4月7日、都内で開催されたWeb3とAIのイベント「TEAMZ WEB3/AI SUMMIT 2026」に、衆議院議員でデジタル大臣政務官を務める川崎ひでと氏が登壇。政府の方針と、自民党内の複数のプロジェクトチーム(PT)の位置づけを説明した。

川崎氏は「我々が目指している日本の姿は、人口が減っても成長する日本。

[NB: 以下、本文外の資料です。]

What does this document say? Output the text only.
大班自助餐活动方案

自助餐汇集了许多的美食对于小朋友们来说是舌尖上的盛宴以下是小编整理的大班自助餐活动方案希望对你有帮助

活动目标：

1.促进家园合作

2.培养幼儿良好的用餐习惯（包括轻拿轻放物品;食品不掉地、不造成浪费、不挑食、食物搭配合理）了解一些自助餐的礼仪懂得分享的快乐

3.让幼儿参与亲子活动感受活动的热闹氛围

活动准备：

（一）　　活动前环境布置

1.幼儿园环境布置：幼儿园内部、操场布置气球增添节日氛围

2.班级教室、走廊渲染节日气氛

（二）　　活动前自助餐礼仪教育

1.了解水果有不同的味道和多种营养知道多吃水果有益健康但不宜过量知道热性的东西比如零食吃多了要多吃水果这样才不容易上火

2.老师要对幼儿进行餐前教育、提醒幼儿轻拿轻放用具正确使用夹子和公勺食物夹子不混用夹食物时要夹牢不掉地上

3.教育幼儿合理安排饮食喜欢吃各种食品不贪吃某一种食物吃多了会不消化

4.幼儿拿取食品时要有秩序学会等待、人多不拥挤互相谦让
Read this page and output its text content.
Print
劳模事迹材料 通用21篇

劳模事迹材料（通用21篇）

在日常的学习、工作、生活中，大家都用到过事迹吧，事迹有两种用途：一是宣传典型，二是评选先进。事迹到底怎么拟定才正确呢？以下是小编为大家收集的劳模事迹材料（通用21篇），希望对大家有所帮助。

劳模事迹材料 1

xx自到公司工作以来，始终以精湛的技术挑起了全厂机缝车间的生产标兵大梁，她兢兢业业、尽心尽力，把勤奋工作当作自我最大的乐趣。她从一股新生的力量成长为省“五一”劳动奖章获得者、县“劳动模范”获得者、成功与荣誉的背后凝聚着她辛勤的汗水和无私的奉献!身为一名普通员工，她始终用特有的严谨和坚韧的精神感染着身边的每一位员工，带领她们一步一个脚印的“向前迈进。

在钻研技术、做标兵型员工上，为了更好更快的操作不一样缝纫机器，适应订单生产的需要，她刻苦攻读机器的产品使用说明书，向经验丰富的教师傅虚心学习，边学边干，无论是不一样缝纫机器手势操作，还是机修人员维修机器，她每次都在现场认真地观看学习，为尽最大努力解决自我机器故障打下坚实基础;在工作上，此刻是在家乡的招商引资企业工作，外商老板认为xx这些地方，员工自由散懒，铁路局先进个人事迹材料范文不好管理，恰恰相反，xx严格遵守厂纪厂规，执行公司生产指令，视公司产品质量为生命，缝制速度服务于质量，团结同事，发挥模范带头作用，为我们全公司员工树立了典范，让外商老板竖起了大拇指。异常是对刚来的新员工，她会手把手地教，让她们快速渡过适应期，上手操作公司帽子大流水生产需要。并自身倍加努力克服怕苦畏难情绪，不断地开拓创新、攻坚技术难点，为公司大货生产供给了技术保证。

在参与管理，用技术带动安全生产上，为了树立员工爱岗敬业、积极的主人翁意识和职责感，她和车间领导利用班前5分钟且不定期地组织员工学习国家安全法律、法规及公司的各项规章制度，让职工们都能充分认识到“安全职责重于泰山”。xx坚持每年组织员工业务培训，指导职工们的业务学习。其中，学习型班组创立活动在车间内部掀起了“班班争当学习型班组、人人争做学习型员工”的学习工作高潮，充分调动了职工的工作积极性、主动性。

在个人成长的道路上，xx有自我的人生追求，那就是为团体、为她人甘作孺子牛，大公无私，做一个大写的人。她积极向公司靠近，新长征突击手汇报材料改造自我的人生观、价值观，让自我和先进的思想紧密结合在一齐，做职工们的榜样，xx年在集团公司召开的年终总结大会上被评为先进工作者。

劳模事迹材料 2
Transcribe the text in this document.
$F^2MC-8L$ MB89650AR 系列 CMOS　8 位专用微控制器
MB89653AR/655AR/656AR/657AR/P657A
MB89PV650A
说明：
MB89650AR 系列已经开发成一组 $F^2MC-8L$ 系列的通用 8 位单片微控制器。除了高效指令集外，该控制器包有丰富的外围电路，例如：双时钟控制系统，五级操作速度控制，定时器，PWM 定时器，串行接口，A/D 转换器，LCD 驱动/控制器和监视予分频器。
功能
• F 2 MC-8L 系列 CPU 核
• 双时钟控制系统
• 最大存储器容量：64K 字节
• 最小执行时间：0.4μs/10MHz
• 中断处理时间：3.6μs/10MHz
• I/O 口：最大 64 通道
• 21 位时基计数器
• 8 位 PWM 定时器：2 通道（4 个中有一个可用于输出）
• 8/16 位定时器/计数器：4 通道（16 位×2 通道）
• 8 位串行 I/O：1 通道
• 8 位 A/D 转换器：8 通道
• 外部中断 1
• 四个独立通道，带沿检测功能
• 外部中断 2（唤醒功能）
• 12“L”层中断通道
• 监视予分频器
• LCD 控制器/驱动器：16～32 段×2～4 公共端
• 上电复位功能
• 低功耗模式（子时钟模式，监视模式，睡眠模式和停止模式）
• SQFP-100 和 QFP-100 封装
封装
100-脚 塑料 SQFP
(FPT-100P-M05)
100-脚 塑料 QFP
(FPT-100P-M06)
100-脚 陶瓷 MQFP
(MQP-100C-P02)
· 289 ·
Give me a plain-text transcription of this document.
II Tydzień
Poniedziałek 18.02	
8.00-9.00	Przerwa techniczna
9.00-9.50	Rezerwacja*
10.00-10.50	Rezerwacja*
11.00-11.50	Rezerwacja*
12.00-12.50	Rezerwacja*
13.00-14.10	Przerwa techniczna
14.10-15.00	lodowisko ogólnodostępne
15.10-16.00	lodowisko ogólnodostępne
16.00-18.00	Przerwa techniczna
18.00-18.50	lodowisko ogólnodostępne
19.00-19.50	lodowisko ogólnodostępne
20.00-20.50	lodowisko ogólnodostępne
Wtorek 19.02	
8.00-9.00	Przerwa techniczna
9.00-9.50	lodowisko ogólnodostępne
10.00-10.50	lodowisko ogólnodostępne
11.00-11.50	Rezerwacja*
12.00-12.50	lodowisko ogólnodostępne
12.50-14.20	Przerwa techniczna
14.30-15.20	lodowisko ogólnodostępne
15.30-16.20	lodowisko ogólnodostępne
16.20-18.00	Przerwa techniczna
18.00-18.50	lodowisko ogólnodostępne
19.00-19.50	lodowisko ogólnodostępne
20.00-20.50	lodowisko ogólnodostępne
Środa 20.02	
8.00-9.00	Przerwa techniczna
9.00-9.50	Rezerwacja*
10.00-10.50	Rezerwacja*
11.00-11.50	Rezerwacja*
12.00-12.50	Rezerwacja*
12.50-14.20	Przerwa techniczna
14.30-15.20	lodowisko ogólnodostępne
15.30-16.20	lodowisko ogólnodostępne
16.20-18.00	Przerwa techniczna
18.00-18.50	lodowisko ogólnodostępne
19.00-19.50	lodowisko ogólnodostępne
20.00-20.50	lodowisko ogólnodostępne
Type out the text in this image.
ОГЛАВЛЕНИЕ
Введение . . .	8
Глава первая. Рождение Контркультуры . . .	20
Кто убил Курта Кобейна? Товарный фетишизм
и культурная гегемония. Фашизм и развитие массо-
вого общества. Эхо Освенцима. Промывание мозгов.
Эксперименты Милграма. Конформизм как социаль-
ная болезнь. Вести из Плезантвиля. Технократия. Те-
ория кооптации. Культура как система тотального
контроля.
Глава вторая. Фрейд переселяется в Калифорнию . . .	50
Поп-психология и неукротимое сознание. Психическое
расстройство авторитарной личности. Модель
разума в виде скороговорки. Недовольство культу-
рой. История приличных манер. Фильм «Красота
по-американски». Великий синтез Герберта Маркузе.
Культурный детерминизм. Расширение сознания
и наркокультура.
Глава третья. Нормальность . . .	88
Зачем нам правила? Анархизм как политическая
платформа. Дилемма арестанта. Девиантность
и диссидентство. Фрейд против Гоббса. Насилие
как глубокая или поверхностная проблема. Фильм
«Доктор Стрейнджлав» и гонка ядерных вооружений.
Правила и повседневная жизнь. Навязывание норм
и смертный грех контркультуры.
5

グローバルでもしっかりと戦っていける日本をつくるというのが政府の大きな方針」と述べ、その実現に向けてブロックチェーンやAIなど、あらゆるテクノロジーを活用していく考えを示した。

そのうえで、「Web3という単語に固執することなく、さまざまなテクノロジーを使って、日本を発展させていきたいと思っている」と語り、政策の軸足が後退したわけではないと強調した。

「ビジョン」と「実装」を分担する新体制

さらに川崎氏は、「これまで、日本のWeb3政策を引っ張ってきたのは自民党」と整理し、自民党が立ち上げた新しいプロジェクトチームについて、それぞれの役割を説明した。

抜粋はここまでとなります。